The majority of businesses who pay off after a ransomware attack are hit with a second attack, according to a study.
According to a report issued Wednesday by a cybersecurity firm, the majority of firms targeted by ransomware who paid to recover access to their systems were attacked again.
According to the study, which polled almost 1,300 security professionals from around the world, 80 percent of organizations who paid ransomware ransoms saw a second attack. Sixty-six percent of individuals who were hit a second time thought it was the same group that attacked the first time.
Censuswide, which conducted the research on behalf of the worldwide cybersecurity firm Cybereason, discovered that 25% of businesses struck by ransomware were forced to shut down. Furthermore, 29% were compelled to lay off workers.
Paying the ransom for data, according to Cybereason CEO Lior Div, does not guarantee complete and successful data recovery, nor does it safeguard a business from future assaults.

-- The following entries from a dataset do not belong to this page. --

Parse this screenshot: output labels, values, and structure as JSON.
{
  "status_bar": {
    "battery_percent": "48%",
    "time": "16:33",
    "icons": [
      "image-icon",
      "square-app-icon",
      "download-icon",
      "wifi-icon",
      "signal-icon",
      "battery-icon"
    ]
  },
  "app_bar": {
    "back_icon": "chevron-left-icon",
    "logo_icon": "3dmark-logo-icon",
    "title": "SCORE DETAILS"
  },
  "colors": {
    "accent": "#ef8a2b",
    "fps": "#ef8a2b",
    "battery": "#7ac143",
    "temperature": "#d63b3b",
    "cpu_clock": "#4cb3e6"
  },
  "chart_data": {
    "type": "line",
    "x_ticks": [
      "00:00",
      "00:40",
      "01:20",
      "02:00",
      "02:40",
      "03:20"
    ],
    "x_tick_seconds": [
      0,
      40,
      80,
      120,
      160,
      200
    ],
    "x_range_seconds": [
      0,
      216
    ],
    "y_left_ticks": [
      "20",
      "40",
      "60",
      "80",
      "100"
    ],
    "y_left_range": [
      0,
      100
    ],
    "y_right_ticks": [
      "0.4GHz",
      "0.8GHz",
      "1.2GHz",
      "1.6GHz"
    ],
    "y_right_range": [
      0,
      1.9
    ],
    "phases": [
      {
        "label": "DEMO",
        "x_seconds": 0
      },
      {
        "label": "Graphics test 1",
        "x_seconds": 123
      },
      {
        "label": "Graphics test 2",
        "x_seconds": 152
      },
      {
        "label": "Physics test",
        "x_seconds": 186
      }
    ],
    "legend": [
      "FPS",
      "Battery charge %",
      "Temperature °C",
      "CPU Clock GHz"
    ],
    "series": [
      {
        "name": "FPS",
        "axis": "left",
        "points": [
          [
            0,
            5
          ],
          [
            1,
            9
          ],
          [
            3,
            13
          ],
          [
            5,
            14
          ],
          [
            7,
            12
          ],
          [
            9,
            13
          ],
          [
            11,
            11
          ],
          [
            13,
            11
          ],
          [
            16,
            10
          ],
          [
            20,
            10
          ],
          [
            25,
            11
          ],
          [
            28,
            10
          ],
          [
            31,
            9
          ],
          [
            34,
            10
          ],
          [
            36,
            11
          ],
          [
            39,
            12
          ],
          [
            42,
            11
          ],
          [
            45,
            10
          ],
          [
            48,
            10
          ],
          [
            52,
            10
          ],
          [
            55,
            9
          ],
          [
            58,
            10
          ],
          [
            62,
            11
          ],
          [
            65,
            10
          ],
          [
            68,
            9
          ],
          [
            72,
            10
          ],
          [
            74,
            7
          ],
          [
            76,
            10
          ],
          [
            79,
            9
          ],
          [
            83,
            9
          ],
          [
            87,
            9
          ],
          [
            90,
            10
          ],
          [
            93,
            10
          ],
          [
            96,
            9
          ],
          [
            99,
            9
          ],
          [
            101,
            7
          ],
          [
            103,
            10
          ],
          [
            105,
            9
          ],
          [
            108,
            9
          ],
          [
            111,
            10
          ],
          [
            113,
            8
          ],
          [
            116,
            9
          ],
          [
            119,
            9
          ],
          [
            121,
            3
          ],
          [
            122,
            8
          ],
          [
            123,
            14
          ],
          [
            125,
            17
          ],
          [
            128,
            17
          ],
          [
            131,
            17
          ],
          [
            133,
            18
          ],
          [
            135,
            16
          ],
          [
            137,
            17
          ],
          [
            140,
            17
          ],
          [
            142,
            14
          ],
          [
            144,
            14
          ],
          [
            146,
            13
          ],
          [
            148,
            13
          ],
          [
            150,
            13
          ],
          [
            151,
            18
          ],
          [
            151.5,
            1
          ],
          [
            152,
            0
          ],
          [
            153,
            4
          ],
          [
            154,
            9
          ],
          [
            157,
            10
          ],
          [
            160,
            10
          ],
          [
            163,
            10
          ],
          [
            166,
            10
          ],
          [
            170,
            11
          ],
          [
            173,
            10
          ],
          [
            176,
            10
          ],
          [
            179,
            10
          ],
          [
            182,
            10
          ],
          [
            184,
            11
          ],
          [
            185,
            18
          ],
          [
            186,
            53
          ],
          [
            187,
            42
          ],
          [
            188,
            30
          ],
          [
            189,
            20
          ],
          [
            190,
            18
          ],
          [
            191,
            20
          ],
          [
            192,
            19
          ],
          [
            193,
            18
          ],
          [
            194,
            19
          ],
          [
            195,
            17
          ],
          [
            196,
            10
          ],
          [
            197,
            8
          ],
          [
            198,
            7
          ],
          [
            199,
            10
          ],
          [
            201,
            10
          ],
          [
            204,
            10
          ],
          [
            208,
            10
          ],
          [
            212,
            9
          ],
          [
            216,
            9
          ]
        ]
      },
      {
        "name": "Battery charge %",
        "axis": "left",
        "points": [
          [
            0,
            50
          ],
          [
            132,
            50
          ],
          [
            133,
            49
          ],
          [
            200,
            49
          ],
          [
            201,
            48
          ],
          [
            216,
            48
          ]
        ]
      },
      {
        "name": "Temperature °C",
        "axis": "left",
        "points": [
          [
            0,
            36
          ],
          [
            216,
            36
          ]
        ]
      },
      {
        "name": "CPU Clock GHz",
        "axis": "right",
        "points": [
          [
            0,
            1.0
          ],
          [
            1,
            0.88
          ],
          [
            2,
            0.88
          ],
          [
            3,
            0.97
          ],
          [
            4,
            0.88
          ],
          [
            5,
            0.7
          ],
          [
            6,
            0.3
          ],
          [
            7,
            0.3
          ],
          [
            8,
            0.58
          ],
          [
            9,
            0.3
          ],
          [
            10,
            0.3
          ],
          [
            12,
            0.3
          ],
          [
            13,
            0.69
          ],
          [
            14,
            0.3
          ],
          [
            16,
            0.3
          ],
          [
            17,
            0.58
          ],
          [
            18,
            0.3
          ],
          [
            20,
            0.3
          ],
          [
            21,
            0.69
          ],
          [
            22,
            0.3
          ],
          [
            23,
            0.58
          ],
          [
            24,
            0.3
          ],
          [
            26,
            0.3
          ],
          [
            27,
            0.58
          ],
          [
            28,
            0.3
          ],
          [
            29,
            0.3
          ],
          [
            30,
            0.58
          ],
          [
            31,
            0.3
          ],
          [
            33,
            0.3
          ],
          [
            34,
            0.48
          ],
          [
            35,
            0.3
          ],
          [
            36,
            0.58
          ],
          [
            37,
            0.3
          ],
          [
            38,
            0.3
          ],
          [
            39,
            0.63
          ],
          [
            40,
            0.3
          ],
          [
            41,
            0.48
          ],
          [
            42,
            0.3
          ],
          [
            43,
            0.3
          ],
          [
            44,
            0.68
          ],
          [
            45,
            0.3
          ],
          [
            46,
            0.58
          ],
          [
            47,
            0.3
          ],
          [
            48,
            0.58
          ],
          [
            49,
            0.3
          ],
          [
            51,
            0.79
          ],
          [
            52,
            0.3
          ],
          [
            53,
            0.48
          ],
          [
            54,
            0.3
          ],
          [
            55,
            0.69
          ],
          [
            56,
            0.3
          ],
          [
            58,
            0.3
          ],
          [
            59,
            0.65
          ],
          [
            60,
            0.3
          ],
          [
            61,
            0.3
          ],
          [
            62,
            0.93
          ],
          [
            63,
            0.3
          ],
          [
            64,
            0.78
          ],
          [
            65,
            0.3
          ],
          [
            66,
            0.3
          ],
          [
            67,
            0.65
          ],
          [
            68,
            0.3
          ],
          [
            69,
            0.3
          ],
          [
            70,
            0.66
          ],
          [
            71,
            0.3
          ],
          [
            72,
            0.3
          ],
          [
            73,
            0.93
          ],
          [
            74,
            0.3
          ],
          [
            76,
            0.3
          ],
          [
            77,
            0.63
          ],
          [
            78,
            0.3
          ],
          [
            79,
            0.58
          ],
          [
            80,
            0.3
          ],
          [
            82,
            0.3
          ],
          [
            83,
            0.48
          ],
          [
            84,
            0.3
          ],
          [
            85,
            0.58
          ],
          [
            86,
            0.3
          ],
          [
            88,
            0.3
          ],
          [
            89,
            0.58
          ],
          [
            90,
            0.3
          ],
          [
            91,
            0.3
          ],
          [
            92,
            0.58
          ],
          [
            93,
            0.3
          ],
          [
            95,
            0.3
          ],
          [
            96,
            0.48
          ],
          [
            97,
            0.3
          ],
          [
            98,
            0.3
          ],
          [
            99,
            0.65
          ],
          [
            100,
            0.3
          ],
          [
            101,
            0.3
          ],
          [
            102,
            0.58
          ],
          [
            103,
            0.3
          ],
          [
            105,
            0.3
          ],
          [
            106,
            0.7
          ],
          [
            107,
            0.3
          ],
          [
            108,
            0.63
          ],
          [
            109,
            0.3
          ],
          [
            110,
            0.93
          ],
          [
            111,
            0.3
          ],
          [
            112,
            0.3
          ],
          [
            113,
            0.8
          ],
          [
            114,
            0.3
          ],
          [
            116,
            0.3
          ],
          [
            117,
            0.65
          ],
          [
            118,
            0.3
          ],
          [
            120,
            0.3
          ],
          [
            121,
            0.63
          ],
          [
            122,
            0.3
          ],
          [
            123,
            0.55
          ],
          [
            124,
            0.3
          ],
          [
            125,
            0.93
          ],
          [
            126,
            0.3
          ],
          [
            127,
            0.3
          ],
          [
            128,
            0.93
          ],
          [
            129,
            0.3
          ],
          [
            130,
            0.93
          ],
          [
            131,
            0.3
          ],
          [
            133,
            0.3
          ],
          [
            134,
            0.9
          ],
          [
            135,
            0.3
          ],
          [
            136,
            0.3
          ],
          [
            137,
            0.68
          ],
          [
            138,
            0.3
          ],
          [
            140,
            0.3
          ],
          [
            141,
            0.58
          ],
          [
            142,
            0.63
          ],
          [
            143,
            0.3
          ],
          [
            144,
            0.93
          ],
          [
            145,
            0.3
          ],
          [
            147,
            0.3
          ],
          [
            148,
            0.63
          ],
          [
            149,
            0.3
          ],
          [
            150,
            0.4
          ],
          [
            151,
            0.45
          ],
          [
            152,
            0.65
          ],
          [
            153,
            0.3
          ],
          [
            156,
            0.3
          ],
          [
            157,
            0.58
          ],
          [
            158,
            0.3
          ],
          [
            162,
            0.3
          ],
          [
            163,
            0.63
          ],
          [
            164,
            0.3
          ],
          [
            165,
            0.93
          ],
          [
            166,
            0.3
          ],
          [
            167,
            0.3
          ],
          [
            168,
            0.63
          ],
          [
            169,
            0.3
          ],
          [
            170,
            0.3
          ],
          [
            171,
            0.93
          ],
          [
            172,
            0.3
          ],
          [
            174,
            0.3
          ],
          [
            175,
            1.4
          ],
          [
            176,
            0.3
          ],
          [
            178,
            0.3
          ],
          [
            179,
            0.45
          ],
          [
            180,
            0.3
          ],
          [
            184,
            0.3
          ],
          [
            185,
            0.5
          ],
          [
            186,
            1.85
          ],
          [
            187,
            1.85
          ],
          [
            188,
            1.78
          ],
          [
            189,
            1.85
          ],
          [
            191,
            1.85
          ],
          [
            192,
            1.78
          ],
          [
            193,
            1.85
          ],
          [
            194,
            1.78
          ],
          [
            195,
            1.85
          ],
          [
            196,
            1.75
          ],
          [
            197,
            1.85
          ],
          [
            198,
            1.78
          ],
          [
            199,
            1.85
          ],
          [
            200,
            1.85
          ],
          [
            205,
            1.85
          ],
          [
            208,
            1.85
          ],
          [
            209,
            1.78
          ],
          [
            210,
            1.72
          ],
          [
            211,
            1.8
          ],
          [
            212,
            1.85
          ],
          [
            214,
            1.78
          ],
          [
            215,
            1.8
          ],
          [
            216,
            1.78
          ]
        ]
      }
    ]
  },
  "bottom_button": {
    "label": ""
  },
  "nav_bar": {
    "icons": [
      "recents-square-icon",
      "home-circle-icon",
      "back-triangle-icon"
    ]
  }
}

“Paying a ransom demand does not ensure a successful recovery, does not prevent the attackers from attacking the victim organization again, and, in the end, simply exacerbates the problem by encouraging further attacks,” Div said.
Those that paid to have their systems restored reported they were able to access their data again, but that some or all of it was corrupted. Only 3% reported they did not regain access to any of their data, while another 51% said their data recovery was effective.
Global ransomware damage losses are expected to hit $20 billion this year, according to the Cybereason report. According to the FBI’s annual crime report, total ransomware losses in the United States increased by over 225 percent in 2020, while cybersecurity complaints increased by 69 percent from 2019.
The increased usage of technology during the coronavirus pandemic is partly to blame for the rise in cyberattacks in 2020.
“In 2020, while the American public was focused on protecting our families from a global pandemic and assisting those in need, cyber criminals took advantage of an opportunity to profit from our reliance on technology to go on an Internet crime spree,” according to Paul Abbate, the FBI’s deputy director.
“These criminals targeted the most vulnerable in our society through phishing, spoofing, extortion, and various sorts of Internet-enabled fraud,” he stated.